One of the many reasons that I wanted to be so public about my experience was in the hopes that others with cases similar to mine might find my blog and read an honest account of what they could expect. Obviously no two people are exactly alike–and I have broken the Hodgkin’s mold in several ways myself through various side effects and complications that I have or have not endured–but I have tried to at least provide an authoritative report of what I’ve gone through.
At the end of May, I received an e-mail from someone who singlehandedly made me glad I’ve been blogging so thoroughly. L is around my age, lives in the same city and was just diagnosed with the same stage of Hodgkin’s after finding a strange lump in her neck that wouldn’t go away. Sound familiar?! It was so gratifying to hear that she randomly happened upon my blog and found it informative, comforting and funny at a time when she was feeling anxious and didn’t know what was on the horizon. I feel blessed to have provided some of the peace of mind for her that I remember seeking so desperately at that time. She recently had her port installed and is doing pretty well after her first chemo treatment, but please keep L in your prayers as she continues her treatment.
Thank you as always for your continued prayers and support. It means so much to me when I talk to people and they say things like, “You’ve got #10 this week, right?” without my even telling them. Your level of personal investment in my situation continues to astound and inspire me. Two to go!
As I’ve mentioned before, I’ll be participating in the American Cancer Society’s Relay For Life event on June 27 for the first time since college. It’s my hometown’s Relay, so I know it’s going to be an extra special day for me and a chance to celebrate the battle I’ve been waging since January and the fact that (by then) I’ll have less than a month until I’m done with chemotherapy! I’m so happy to even be able to type those words!
Since signing up for Relay, I’ve been trying to think of something creative I could do to raise money. I’m not crafty or culinary, so I couldn’t do a bake sale or knit anyone a scarf. I did create some #DownWithLumpy t-shirts ($5 from each purchase goes to my Relay team!), but they’re not selling very well beyond my Mom (who bought 3).
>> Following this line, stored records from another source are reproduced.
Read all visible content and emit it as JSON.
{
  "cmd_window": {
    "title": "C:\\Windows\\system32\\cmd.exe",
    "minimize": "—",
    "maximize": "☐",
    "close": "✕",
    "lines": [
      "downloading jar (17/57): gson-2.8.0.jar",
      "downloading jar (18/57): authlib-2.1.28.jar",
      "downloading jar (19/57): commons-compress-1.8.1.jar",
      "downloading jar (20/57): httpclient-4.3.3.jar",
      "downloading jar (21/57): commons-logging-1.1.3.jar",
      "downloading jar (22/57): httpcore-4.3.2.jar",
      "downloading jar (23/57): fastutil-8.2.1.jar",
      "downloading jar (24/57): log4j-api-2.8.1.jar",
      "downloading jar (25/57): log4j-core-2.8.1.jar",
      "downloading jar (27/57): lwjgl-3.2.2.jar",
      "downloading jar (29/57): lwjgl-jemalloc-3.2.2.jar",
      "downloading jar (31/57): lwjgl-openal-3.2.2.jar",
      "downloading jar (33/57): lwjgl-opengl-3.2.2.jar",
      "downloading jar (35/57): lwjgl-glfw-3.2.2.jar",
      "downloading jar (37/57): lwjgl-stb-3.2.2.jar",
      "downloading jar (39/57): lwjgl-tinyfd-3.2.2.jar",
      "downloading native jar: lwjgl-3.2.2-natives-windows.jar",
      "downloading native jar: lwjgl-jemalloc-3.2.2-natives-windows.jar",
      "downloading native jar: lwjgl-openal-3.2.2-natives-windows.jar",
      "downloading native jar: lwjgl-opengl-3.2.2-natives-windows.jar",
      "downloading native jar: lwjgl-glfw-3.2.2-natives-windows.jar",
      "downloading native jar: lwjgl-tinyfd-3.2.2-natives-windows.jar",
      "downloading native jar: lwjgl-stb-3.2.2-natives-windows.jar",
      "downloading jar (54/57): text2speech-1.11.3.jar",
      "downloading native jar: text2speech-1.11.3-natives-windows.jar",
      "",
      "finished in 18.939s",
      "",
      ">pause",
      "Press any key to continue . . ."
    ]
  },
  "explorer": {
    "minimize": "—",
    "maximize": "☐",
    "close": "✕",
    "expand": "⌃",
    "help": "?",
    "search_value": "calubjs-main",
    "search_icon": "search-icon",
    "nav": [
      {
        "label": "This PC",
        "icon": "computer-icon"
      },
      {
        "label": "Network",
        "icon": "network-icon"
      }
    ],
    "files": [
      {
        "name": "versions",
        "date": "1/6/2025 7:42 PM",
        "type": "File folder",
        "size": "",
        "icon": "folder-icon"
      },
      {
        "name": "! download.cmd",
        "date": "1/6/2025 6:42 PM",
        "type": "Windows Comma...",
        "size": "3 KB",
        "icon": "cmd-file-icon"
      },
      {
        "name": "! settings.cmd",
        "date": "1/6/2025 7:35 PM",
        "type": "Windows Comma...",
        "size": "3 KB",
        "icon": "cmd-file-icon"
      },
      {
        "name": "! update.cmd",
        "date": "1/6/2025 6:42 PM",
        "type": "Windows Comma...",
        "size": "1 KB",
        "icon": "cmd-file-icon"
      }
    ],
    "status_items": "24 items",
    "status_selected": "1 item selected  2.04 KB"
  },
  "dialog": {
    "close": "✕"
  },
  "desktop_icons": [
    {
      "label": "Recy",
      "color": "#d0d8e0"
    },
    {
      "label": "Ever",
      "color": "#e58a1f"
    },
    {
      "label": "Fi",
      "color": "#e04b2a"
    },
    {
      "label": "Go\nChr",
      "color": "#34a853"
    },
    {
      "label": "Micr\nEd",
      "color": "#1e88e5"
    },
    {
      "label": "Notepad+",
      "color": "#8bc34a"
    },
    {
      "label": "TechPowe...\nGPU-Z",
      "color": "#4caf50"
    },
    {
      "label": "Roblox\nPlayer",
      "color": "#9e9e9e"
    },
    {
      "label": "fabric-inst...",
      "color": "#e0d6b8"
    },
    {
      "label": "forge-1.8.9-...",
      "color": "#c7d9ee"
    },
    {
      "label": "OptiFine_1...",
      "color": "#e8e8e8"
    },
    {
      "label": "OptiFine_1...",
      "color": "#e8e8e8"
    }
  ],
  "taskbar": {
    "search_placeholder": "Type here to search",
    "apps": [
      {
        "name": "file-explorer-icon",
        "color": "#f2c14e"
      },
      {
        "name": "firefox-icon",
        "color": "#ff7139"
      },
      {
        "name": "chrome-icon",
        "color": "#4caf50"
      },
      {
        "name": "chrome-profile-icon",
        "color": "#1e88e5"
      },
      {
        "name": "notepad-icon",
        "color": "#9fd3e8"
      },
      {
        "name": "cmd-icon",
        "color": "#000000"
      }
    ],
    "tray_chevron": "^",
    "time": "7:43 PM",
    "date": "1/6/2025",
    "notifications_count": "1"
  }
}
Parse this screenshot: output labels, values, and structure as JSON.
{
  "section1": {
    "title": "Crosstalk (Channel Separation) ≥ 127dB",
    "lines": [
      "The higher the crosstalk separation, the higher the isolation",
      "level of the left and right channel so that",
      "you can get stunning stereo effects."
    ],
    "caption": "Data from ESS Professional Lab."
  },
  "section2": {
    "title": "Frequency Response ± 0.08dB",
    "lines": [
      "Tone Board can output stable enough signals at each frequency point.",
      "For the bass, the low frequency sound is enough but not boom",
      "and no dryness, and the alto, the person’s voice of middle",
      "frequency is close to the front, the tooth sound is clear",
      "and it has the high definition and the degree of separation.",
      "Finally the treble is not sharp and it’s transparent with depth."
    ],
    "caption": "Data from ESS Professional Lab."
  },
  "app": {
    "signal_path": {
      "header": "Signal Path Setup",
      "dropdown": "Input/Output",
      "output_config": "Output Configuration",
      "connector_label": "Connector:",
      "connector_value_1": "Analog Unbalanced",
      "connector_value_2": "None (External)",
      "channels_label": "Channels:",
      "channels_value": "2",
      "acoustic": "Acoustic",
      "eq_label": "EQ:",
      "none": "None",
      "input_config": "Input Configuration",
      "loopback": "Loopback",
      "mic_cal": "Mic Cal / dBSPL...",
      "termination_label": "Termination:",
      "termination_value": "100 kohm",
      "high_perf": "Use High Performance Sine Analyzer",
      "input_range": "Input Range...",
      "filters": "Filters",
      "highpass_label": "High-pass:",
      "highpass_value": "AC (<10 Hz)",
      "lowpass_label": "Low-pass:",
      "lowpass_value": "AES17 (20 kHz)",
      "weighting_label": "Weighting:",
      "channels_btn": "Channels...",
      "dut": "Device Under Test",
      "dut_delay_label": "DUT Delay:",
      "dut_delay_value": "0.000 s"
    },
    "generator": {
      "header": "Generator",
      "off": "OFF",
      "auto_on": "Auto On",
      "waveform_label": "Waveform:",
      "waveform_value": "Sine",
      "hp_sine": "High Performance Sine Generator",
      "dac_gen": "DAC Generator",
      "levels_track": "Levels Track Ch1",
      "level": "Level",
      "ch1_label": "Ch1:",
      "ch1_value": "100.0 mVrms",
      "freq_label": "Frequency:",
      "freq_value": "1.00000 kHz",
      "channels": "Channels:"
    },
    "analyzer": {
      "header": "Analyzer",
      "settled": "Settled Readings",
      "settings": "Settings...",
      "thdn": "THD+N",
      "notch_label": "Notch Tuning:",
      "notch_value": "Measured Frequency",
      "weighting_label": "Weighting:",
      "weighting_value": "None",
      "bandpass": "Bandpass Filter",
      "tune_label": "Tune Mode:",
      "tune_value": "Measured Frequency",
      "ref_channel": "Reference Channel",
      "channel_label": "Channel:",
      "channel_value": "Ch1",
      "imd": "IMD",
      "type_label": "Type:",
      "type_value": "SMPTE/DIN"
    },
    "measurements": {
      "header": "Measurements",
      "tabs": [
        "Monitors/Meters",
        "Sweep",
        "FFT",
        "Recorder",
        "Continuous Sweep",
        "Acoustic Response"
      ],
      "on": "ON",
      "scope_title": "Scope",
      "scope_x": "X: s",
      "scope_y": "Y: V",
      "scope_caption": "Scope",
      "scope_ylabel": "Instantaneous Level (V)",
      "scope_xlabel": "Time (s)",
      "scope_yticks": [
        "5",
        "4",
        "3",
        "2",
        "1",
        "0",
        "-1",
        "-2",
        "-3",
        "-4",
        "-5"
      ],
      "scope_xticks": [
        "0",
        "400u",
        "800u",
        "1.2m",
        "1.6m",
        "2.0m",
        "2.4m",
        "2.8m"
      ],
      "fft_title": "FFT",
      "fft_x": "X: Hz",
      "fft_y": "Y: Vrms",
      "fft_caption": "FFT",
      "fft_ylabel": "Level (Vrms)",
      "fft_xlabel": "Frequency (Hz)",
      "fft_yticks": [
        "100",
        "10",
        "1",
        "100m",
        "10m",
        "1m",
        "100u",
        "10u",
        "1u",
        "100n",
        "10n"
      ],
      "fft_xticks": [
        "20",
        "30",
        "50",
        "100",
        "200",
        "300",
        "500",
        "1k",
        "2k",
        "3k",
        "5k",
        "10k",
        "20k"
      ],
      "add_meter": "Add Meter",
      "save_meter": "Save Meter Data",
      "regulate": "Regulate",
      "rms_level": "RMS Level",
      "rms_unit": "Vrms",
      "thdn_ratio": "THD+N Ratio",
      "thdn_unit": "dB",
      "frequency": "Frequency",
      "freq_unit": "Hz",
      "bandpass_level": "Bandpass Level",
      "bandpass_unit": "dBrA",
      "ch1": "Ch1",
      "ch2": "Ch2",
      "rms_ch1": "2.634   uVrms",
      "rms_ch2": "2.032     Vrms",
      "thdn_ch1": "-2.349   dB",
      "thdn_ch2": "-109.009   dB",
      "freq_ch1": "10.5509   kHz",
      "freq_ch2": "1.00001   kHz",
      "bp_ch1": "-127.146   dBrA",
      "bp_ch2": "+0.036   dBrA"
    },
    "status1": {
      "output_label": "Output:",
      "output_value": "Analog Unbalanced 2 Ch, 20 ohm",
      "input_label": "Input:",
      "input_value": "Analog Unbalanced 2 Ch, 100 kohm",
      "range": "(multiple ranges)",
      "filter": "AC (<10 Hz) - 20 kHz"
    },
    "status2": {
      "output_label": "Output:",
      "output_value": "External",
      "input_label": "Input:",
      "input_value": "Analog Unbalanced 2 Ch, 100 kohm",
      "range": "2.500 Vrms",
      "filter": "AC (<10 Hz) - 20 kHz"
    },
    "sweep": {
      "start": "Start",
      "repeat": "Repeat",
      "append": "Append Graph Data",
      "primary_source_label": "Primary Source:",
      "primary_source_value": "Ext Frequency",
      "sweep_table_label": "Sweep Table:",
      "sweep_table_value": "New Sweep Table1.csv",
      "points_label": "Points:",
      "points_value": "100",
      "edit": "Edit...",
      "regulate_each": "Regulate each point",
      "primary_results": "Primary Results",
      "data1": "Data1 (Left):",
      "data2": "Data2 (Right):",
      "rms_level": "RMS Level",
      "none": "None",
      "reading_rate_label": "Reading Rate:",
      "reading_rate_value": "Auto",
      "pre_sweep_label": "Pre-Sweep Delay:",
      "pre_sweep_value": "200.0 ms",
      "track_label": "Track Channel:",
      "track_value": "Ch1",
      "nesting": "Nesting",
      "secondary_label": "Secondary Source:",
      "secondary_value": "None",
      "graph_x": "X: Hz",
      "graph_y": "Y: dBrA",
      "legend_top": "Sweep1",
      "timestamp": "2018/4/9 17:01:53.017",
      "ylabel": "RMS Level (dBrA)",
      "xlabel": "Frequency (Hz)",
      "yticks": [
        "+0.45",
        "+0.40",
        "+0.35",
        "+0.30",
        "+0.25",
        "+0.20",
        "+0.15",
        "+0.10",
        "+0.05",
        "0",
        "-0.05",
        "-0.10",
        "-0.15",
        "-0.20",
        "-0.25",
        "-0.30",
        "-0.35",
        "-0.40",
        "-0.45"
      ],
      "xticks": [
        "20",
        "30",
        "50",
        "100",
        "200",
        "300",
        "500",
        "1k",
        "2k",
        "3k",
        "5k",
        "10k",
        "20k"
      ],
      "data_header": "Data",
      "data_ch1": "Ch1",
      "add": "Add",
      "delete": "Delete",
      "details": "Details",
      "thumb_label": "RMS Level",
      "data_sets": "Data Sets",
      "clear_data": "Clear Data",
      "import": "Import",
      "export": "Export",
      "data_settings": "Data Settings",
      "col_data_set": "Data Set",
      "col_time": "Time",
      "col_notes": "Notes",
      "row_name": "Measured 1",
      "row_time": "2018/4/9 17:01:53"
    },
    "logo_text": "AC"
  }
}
At this point I decided that if I can’t woo potential donors with physical goods, I could at least try to entertain them. A few weeks ago, I realized that when I’m wearing my glasses I bear more than a passing resemblance to my younger brother’s toy Muppet. Being both a professional multimedia producer and a Muppet-lover, I started thinking about how I might use the Muppet to make a video about my cancer treatment. After two evenings of filming and editing, I’m proud to present the following.
If you’re so inclined, here’s the link to donate. I’m so grateful to the MANY people who have already generously given to our team. Thank you so, so much!
I’d also like to thank Theresa for her help in putting together the video. I couldn’t have done it without her patient videographer skills and co-Muppeteering. She also contributed some crucial comedic scene ideas, like the Muppet wearing a mask and putting on hand sanitizer. Priceless. As usual, she’s my perfect partner in crime.
I’m hoping to write a full Lumpdate soon, but for now I’ll just say that I have been feeling very good during this in-between-chemos week and have been keeping very busy making Muppet movies and doing other (more normal) activities. Thanks for all the continued prayers, well wishes and check-ins. And thanks to Rosie for a special delivery of oatmeal-chocolate chip cookies! The mail has never tasted so good.